Two years ago, environmental protests splashed back into the headlines when protests against the Dakota Access Pipeline drew thousands of people to makeshift protest camps in North Dakota. Over the course of the protest, which lasted for months on end, protesters repeatedly clashed with police, petitioned the federal government, and sent out social media appeals for support. For journalists covering the event, one key question was how to describe the camp’s occupants. Although area law enforcement and the energy company called them pipeline protesters, they referred to themselves as “water protectors.” Others suggested that eco-terrorists might be a closer term. Now the Lakota People’s Law Project, a key indigenous environmental group is issuing an open letter to President Donald Trump.

Last week, the Lakota People’s Law Project posted an open letter to President Trump online, asking the general public to sign on and signal their concern about the way environmental protesters are being treated by law enforcement.

“The First Amendment of the Constitution allows for and prioritizes the need for dissent. It protects even the abhorrent expressions of white nationalist fervor you failed to adequately condemn in Charlottesville,” the letter reads, referencing a statement by Trump blaming “both sides” for violence at a neo-Nazi rally in Charrlottesville, VA last year. “And it certainly protects the rights of people to vocally oppose dangerous fossil fuel infrastructure.”

The letter calls on the president to ensure that environmental protesters are not treated “like terrorists.” However, it is difficult to make the case, first that environmental protests are treated in this fashion, and secondly, that the president has the necessary authority to change how states and local law enforcement react to protest activity.

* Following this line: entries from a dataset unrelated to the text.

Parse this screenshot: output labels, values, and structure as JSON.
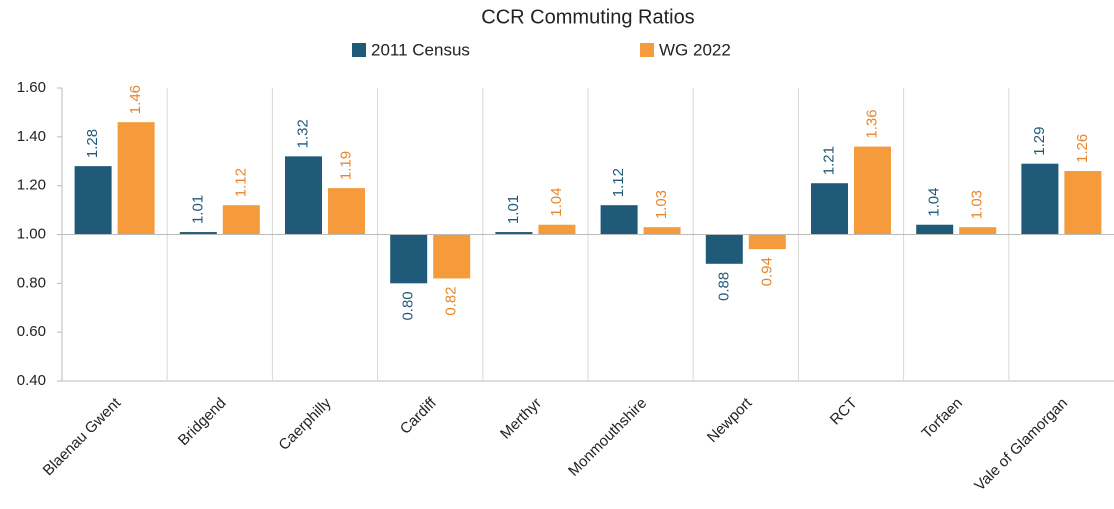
{
  "chart_data": {
    "type": "bar",
    "title": "CCR Commuting Ratios",
    "categories": [
      "Blaenau Gwent",
      "Bridgend",
      "Caerphilly",
      "Cardiff",
      "Merthyr",
      "Monmouthshire",
      "Newport",
      "RCT",
      "Torfaen",
      "Vale of Glamorgan"
    ],
    "series": [
      {
        "name": "2011 Census",
        "color": "#1f5a78",
        "values": [
          1.28,
          1.01,
          1.32,
          0.8,
          1.01,
          1.12,
          0.88,
          1.21,
          1.04,
          1.29
        ],
        "value_labels": [
          "1.28",
          "1.01",
          "1.32",
          "0.80",
          "1.01",
          "1.12",
          "0.88",
          "1.21",
          "1.04",
          "1.29"
        ]
      },
      {
        "name": "WG 2022",
        "color": "#f59b3c",
        "values": [
          1.46,
          1.12,
          1.19,
          0.82,
          1.04,
          1.03,
          0.94,
          1.36,
          1.03,
          1.26
        ],
        "value_labels": [
          "1.46",
          "1.12",
          "1.19",
          "0.82",
          "1.04",
          "1.03",
          "0.94",
          "1.36",
          "1.03",
          "1.26"
        ]
      }
    ],
    "bar_base": 1,
    "ylim": [
      0.4,
      1.6
    ],
    "yticks": [
      {
        "value": 0.4,
        "label": "0.40"
      },
      {
        "value": 0.6,
        "label": "0.60"
      },
      {
        "value": 0.8,
        "label": "0.80"
      },
      {
        "value": 1.0,
        "label": "1.00"
      },
      {
        "value": 1.2,
        "label": "1.20"
      },
      {
        "value": 1.4,
        "label": "1.40"
      },
      {
        "value": 1.6,
        "label": "1.60"
      }
    ],
    "legend": "top"
  }
}
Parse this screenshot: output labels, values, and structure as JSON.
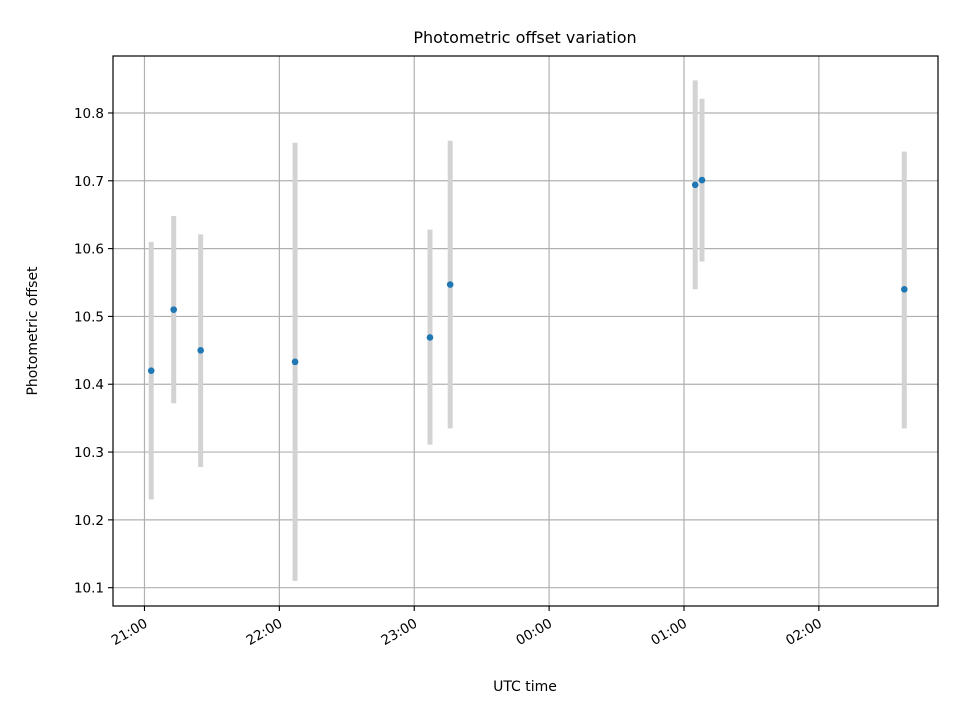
{
  "chart_data": {
    "type": "scatter",
    "title": "Photometric offset variation",
    "xlabel": "UTC time",
    "ylabel": "Photometric offset",
    "x_tick_labels": [
      "21:00",
      "22:00",
      "23:00",
      "00:00",
      "01:00",
      "02:00"
    ],
    "y_tick_labels": [
      "10.1",
      "10.2",
      "10.3",
      "10.4",
      "10.5",
      "10.6",
      "10.7",
      "10.8"
    ],
    "x_ticks": [
      "21:00",
      "22:00",
      "23:00",
      "00:00",
      "01:00",
      "02:00"
    ],
    "y_ticks": [
      10.1,
      10.2,
      10.3,
      10.4,
      10.5,
      10.6,
      10.7,
      10.8
    ],
    "xlim": [
      "20:46",
      "02:53"
    ],
    "ylim": [
      10.073,
      10.884
    ],
    "grid": true,
    "points": [
      {
        "x": "21:03",
        "y": 10.42,
        "yerr_low": 10.23,
        "yerr_high": 10.61
      },
      {
        "x": "21:13",
        "y": 10.51,
        "yerr_low": 10.372,
        "yerr_high": 10.648
      },
      {
        "x": "21:25",
        "y": 10.45,
        "yerr_low": 10.278,
        "yerr_high": 10.621
      },
      {
        "x": "22:07",
        "y": 10.433,
        "yerr_low": 10.11,
        "yerr_high": 10.756
      },
      {
        "x": "23:07",
        "y": 10.469,
        "yerr_low": 10.311,
        "yerr_high": 10.628
      },
      {
        "x": "23:16",
        "y": 10.547,
        "yerr_low": 10.335,
        "yerr_high": 10.759
      },
      {
        "x": "01:05",
        "y": 10.694,
        "yerr_low": 10.54,
        "yerr_high": 10.848
      },
      {
        "x": "01:08",
        "y": 10.701,
        "yerr_low": 10.581,
        "yerr_high": 10.821
      },
      {
        "x": "02:38",
        "y": 10.54,
        "yerr_low": 10.335,
        "yerr_high": 10.743
      }
    ],
    "colors": {
      "marker": "#1f77b4",
      "errorbar": "#d3d3d3",
      "grid": "#b0b0b0",
      "axes": "#000000"
    }
  }
}
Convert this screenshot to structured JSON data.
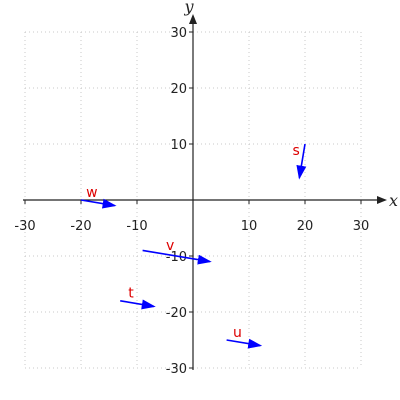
{
  "chart_data": {
    "type": "vector-field",
    "title": "",
    "xlabel": "x",
    "ylabel": "y",
    "xlim": [
      -30,
      30
    ],
    "ylim": [
      -30,
      30
    ],
    "x_ticks": [
      -30,
      -20,
      -10,
      10,
      20,
      30
    ],
    "y_ticks": [
      -30,
      -20,
      -10,
      10,
      20,
      30
    ],
    "grid": true,
    "vector_color": "#0000ff",
    "label_color": "#dd0000",
    "vectors": [
      {
        "name": "s",
        "start": [
          20,
          10
        ],
        "end": [
          19,
          4
        ]
      },
      {
        "name": "w",
        "start": [
          -20,
          0
        ],
        "end": [
          -14,
          -1
        ]
      },
      {
        "name": "v",
        "start": [
          -9,
          -9
        ],
        "end": [
          3,
          -11
        ]
      },
      {
        "name": "t",
        "start": [
          -13,
          -18
        ],
        "end": [
          -7,
          -19
        ]
      },
      {
        "name": "u",
        "start": [
          6,
          -25
        ],
        "end": [
          12,
          -26
        ]
      }
    ]
  }
}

At the heart of the matter is federalism. Although the letter itself is addressed to President Trump, many of the policies environmental protesters find so odious are, in fact, state laws over which he has no authority.

“Now, however, on your watch, those freedoms are disappearing. In 20 states, legislators have passed or are considering 30 different laws that, in one way or another, curtail our freedoms to assemble and speak freely,” the Lakota People’s Law Project letter continued.

For more than a year, left-leaning groups have been fretting about an increase in state legislation raising the penalties for certain protest activities, including blocking traffic and interfering with energy infrastructure construction.

In North Dakota, during the Standing Rock protests, and later, in Minnesota, during protests over the shooting death of Philando Castile, protests forced sections of highway to be closed. Afterward, state legislatures raised the question of whether protest activity that specifically moved to block roadways should be prosecuted differently.

The question raises a key difference of legal interpretation. While protesters see their actions as protected First Amendment speech, supporters of the laws see their actions as interfering with the right of other citizens to travel without hindrance.

“Each of the protests described above reflects a success of our representative democracy: People came together, voiced their dissent, and created change,” wrote Lee Rowland and Vera Eidelman, lawyers for the ACLU.

According to Rowland and Eidelman, protest is a constitutionally protected right, while driving is merely a privilege. They argued that the First Amendment protects not just the general right to protest, but specifically, to do so in the streets. Futhermore, law enforcement already has mechanisms to arrest protesters for trespassing and similar offenses.

“When protests were so robust that they spilled into the streets in Baton Rouge, for example, or into the Mall of America, the problem wasn’t that law enforcement lacked the ability to arrest anyone engaged in wrongdoing,” they wrote. “Quite to the contrary, in both cases, the issue was that police relied on existing trespass or obstruction laws to dramatically — and unconstitutionally — overcharge peaceful protesters.”

The use of the term “overcharge” shows that much of the matter comes down to interpretation. Several states, including North Dakota and Louisiana, passed laws to strengthen the penalties for pipeline protests after protest camps sprung up. Other states proposed, but failed to pass similar legislation.

Even so, these differences are not in the president’s hands to resolve. The legislation in question was proposed at the state level, where many of the proposed bills failed to pass. According to the International Center for Not-for-Profit Law, only 9 pieces of legislation giving riot gear to police, increasing the penalties for protesters who conceal their identities, or changing the severity of the legal penalties for protesting offenses have become law. The president lacks the authority to change the policies of state and local police.

The letter also criticized law enforcement techniques used by local law enforcement during the Standing Rock protests, including the use of hired private security contractors.

For the Lakota People’s Law Project, all of this is unacceptable. Even so, the text of their letter leaves it unclear if they expect Trump to personally prevent all of this from taking place, or hint that they will take matters into their own hands.

“Those who exercise their First Amendment rights to assemble and speak in defense of the earth must not be treated like terrorists. Not on our watch,” the letter concludes.